Egypt was alarmed over the adoption of the deeply flawed L.2.Rev.1, which aimed to establish new rights for lesbian, gay, bisexual and transgender persons. The Council did not have the legislative power to create new rights, stressed Egypt. Egypt would not recognize nor would it cooperate with the Independent Expert emanating from L.2.Rev.1.

Iran, speaking on L.2.Rev.1, reiterated its commitment to pursue a variety of approaches to protect human rights against violence and discrimination, but any approach should address basic social or religious norms and values of communities. Iran would not cooperate with the mandate holder which this resolution had brought about.

What is being articulated by the OIC states as well as Russia is that the founding mandate of the Human Rights Council, GA Res 60/251 will no more be the framework within which states will operate.

In operative paragraph 4 of GA Res 60/251 establishing the Council the principles which should guide the work of the Council are elaborated:

Decides further  that the work of the Council shall be guided by the principles of universality, impartiality, objectivity and non-selectivity, constructive international dialogue and cooperation, with a view to enhancing the promotion and protection of all human rights, civil, political, economic, social and cultural rights, including the right to development;

The decision to not cooperate with the mandate holder does grave damage to the founding principle of ‘constructive international dialogue and cooperation’. The further question is, once this attitude of disregarding founding norms takes root, will it institutionalize ways of dealing with conflicting viewpoints in the Council?

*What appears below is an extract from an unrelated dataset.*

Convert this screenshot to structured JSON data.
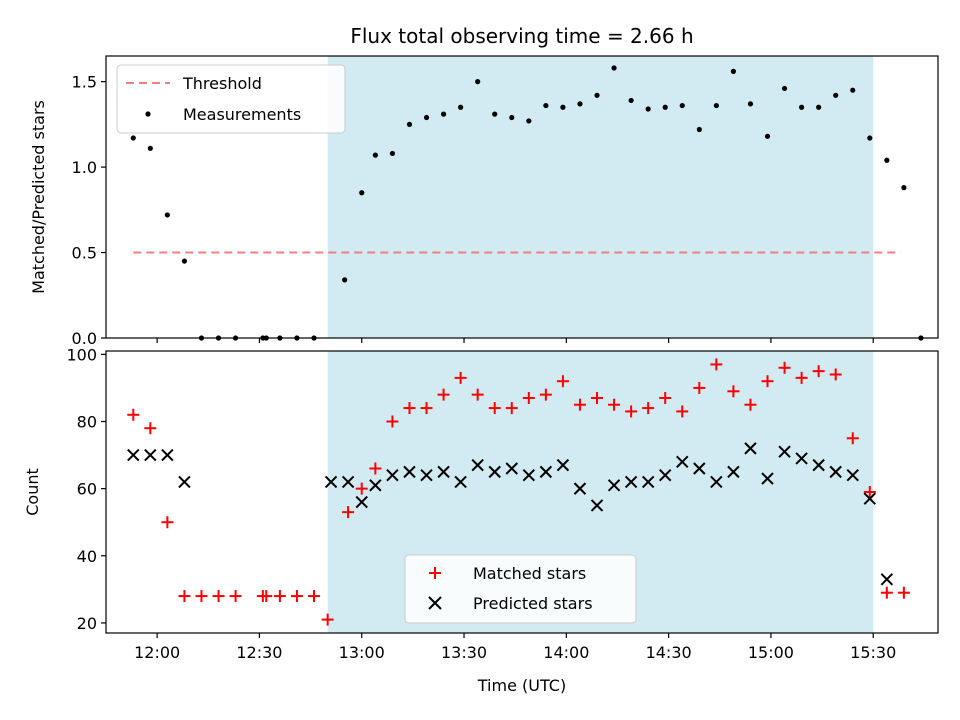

These fears seem to be anticipated by the High Commissioner in his address to the 32 Session of the Human Rights Council:

And yet the workable space in which we function as one community – resolving disputes, coming to consensus – is under attack. The common sets of laws, the institutions – and deeper still, the values – which bind us together, are buckling. And suffering most from this onslaught are our fellow human beings – your people – who bear the brunt of the resulting deprivation, misery, injustice, and bloodshed.